Mark J. Reed
11/26/2003 4:40:00 PM
On Thu, Nov 27, 2003 at 01:31:08AM +0900, Zach Dennis wrote:
> I need to be able to return the zone by it's numeric representation(
> i.e. -0500 ). Like
>
> Wed Nov 26 16:29:29 UTC 2003 -0500
(You should have deleted the "UTC" from that, since it refers to the
time zone; it's the modern name for GMT.)
You want the DateTime class, included in the 'date' library which comes
with Ruby:
irb(main):001:0> require 'date'
=> true
irb(main):002:0> n=DateTime.now
=> #<DateTime: 105968312236111499/43200000000,-5/24,2299161>
irb(main):003:0> n.to_s
=> "2003-11-26T11:34:32-0500"
irb(main):004:0> n.zone
=> "-0500"
irb(main):005:0> n.strftime("%a %b %d %H:%M:%S %Y %Z")
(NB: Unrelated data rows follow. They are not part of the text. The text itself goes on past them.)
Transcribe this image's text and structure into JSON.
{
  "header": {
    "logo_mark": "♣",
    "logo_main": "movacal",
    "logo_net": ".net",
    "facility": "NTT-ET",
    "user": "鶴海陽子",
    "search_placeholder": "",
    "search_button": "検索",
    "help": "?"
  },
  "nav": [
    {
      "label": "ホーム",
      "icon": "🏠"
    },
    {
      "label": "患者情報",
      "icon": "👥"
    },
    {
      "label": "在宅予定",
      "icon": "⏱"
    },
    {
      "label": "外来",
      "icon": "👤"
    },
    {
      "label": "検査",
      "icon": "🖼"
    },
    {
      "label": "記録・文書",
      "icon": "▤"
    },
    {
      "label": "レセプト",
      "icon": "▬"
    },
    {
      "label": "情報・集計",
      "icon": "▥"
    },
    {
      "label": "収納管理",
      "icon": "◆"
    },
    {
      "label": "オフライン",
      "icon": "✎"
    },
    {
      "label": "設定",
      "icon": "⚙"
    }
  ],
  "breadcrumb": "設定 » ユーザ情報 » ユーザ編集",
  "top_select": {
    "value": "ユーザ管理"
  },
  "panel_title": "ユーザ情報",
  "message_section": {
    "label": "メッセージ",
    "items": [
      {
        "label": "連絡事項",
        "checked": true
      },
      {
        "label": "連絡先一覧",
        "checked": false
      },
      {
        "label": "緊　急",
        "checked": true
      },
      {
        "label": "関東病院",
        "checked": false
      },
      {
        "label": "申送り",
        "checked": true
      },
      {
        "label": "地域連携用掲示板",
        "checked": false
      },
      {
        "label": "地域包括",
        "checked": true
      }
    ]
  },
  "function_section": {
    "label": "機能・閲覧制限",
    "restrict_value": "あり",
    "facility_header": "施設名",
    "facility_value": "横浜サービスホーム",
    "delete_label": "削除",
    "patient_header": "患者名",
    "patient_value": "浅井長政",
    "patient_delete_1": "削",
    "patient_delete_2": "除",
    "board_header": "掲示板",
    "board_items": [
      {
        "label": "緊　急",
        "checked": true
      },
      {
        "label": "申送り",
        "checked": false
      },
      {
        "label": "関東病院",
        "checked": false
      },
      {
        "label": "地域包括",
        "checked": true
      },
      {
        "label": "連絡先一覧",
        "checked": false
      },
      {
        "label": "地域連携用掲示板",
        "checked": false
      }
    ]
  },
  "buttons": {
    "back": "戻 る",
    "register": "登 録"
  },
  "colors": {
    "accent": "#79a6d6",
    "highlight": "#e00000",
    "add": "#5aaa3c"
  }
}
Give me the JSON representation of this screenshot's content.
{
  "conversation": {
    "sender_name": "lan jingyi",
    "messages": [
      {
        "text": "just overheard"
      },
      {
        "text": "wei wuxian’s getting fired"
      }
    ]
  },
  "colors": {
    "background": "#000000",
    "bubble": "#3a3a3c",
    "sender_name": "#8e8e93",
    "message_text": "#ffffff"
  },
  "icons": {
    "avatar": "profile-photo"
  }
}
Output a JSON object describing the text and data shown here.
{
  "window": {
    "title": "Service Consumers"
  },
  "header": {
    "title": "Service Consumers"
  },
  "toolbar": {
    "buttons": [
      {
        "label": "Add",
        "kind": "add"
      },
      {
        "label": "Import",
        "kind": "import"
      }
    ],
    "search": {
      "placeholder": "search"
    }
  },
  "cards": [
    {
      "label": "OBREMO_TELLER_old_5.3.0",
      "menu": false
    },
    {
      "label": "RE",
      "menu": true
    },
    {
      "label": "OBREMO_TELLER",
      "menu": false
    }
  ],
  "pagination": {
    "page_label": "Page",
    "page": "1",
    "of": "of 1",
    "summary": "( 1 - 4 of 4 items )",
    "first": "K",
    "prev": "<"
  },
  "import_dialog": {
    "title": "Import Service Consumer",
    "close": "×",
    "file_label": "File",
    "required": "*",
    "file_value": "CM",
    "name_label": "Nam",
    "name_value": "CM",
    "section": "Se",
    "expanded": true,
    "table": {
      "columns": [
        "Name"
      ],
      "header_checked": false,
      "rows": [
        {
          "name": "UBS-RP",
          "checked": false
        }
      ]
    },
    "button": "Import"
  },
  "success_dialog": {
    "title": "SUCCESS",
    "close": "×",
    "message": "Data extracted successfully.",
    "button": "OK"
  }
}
=> "Wed Nov 26 11:34:32 2003 -0500"
However, as I have posted here before, there is a bug in this
library which for some reason automatically increases the time zone
offset from UTC by one minute, so if you run the above examples on your
system you will probably see -0501 instead of -0500. This problem is
easily fixed by removing the line
d += d / d.abs if d.nonzero?
in the definition of DateTime.now (line 511 of date.rb).